10/10 would recommend lol
I had some friends I convinced to play through it and they just didn’t get anything out of it. Couldn’t believe it tbh
It’s no exaggeration to say it changed my perspective about life, I still can’t hear Final Voyage without tearing up.
My sister tried playing it and didn’t get very far, but her preferences are for highly character-driven material so I think it’s just not for her.
If only I could replay Journey as a new experience again. There were so many revelations at the end for someone who went in knowing nothing about it that really made it a powerful experience.
I was just about to mention exactly these games!
Outer Wilds’ ending was, to me, a beautiful meditation on confronting loss, the ending of things, and coming to peace with it.
Shadowbringers was along a similar theme. It was interesting emphasizing with Emet, and yet still realizing he’s wrong (“cool motive, still interdimensional genocide”). It was a combination of feeling unbearably sad for him, and yet thankful for stopping him. Also, seeing Ardbert during the camera pan in the Crystarium at the end.
Endwalker’s final walk had to have been designed in a lab to generate waterworks. What an experience.
My reaction to both The Dying Gasp and Seat of Sacrifice fights was “Can’t I feel good about winning just once?” and then speaking to Seto at the end was full on waterworks.

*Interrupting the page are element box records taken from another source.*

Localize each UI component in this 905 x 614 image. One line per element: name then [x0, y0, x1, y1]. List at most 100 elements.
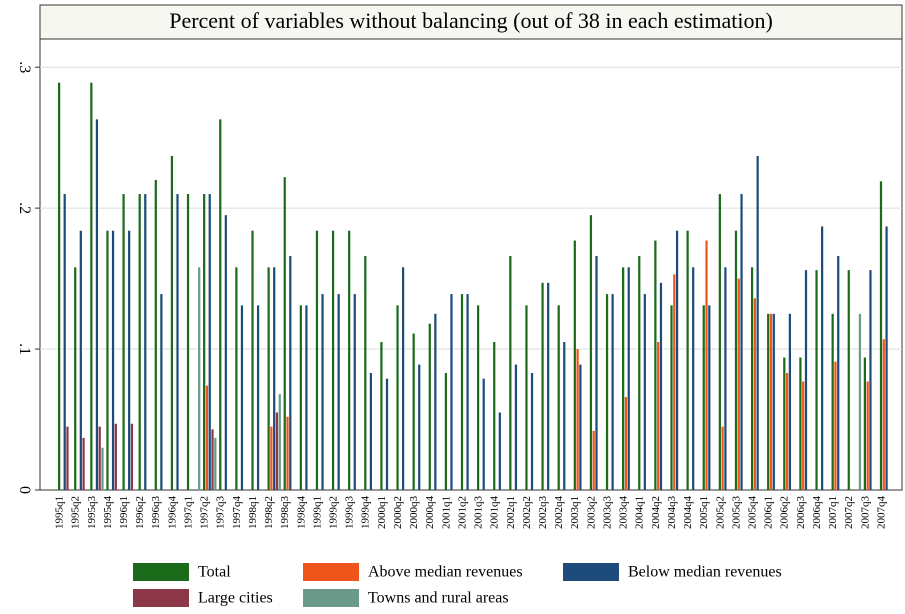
x-tick-label: 1999q3: [344, 496, 356, 530]
x-tick-label: 1997q1: [182, 496, 194, 529]
x-tick-label: 2000q4: [424, 496, 436, 530]
bar: [767, 313, 770, 490]
bar: [885, 226, 888, 490]
bar: [337, 294, 340, 490]
bar: [418, 364, 421, 490]
bar: [638, 256, 641, 490]
bar: [251, 230, 254, 491]
legend-label: Above median revenues: [368, 564, 523, 581]
bar: [466, 294, 469, 490]
x-tick-label: 1998q1: [247, 496, 259, 529]
bar: [82, 437, 85, 490]
x-tick-label: 2001q2: [456, 496, 468, 529]
bar: [756, 155, 759, 490]
x-tick-label: 2005q3: [730, 496, 742, 530]
x-tick-label: 2002q2: [521, 496, 533, 529]
bar: [686, 230, 689, 491]
bar: [138, 194, 141, 490]
x-tick-label: 1997q2: [199, 496, 211, 529]
bar: [130, 423, 134, 490]
bar: [847, 270, 850, 490]
bar: [278, 394, 281, 490]
bar: [605, 294, 609, 490]
bar: [176, 194, 179, 490]
bar: [219, 119, 222, 490]
bar: [557, 305, 560, 490]
bar: [675, 230, 679, 491]
bar: [509, 256, 512, 490]
bar: [289, 256, 292, 490]
bar: [364, 256, 367, 490]
bar: [256, 305, 260, 490]
bar: [740, 194, 743, 490]
legend-label: Below median revenues: [628, 564, 782, 581]
x-tick-label: 2007q2: [843, 496, 855, 529]
legend-label: Total: [198, 564, 231, 581]
bar: [170, 155, 174, 490]
x-tick-label: 2006q2: [779, 496, 791, 529]
bar: [154, 179, 157, 490]
bar: [160, 294, 163, 490]
plot-frame: [39, 38, 903, 491]
x-tick-label: 1996q3: [150, 496, 162, 530]
bar: [214, 437, 217, 490]
bar: [275, 412, 279, 490]
bar: [879, 181, 883, 491]
x-tick-label: 2005q2: [714, 496, 726, 529]
bar: [804, 270, 808, 490]
bar: [79, 230, 82, 491]
bar: [66, 426, 69, 490]
x-tick-label: 2001q1: [440, 496, 452, 529]
x-tick-label: 2007q4: [875, 496, 887, 530]
bar: [643, 294, 646, 490]
bar: [477, 305, 480, 490]
x-tick-label: 2006q1: [763, 496, 775, 529]
bar: [514, 364, 518, 490]
bar: [624, 396, 628, 490]
bar: [705, 240, 708, 490]
x-tick-label: 2007q1: [827, 496, 839, 529]
bar: [772, 313, 775, 490]
bar: [702, 305, 705, 490]
bar: [547, 282, 550, 490]
bar: [74, 267, 77, 490]
bar: [498, 412, 501, 490]
bar: [428, 323, 431, 490]
bar: [114, 423, 117, 490]
bar: [753, 298, 756, 490]
bar: [205, 385, 209, 490]
bar: [203, 194, 206, 490]
y-tick-label: .3: [16, 61, 33, 73]
bar: [579, 364, 582, 490]
bar: [541, 282, 544, 490]
bar: [785, 373, 789, 490]
bar: [750, 267, 754, 490]
x-tick-label: 2003q1: [569, 496, 581, 529]
bar: [208, 194, 211, 490]
bar: [444, 373, 447, 490]
bar: [737, 278, 740, 490]
x-tick-label: 1995q3: [86, 496, 98, 530]
y-tick-label: .1: [16, 343, 33, 355]
bar: [837, 256, 840, 490]
legend-label: Large cities: [198, 590, 273, 607]
legend-swatch: [133, 563, 189, 581]
bar: [267, 267, 270, 490]
x-tick-label: 2004q4: [682, 496, 694, 530]
bar: [563, 342, 566, 490]
bar: [198, 267, 201, 490]
bar: [321, 294, 324, 490]
x-tick-label: 2007q3: [859, 496, 871, 530]
x-tick-label: 1998q3: [279, 496, 291, 530]
legend-swatch: [303, 589, 359, 607]
bar: [106, 230, 109, 491]
bar: [224, 215, 227, 490]
x-tick-label: 2005q1: [698, 496, 710, 529]
bar: [622, 267, 625, 490]
bar: [450, 294, 453, 490]
bar: [627, 267, 630, 490]
x-tick-label: 1997q4: [231, 496, 243, 530]
bar: [122, 194, 125, 490]
bar: [101, 447, 104, 490]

I cried for a good thirty minutes when I beat Outer Wilds, such a wonderful and bittersweet ending.
Braid’s ending.
Tim (the player) is likely the villain. His quest was never about saving the princess but about his own selfish desire to reclaim something/someone that no longer wants him. The game masterfully subverts expectations, making players reflect on perspective, responsibility, and consequences.
Brother’s got me ugly crying
RDR2, when Arthur stopped to thank his (dying) horse (near the final mission). I got a lil choked up.
Pokemon Mystery Dungeon Explorers of Darkness/Time/Sky
Mmm, great memories of Blue Rescue team.
I’ve been meaning to play the others, but DS emulation is kind of subpar by design.
Is it? I thought DS emulators are pretty good. I’ve seen a few Streamers stream the Pokémon DS games without issues. Pokemon Mystery Dungeon also doesn’t make much use of the touch screen iirc
It works well, but using 2 screens on one monitor will always be a lesser experience.
RDR2. Miss you, Hamish, thanks for the good times.
Right? RDR2, TLOU 1 & 2…there are others that are slipping my ind now but a well told story is a well told story. These people all saying they never cry over stories in games are disturbing if you ask me lol
That’s just one of many, and I’ll never forget the tears that flowed when, as but a child, I experienced that scene in FFVII, while screaming “NO,NO! USE A FUCKING PHOENIX DOWN YOU FUCKING ASSHOLES!”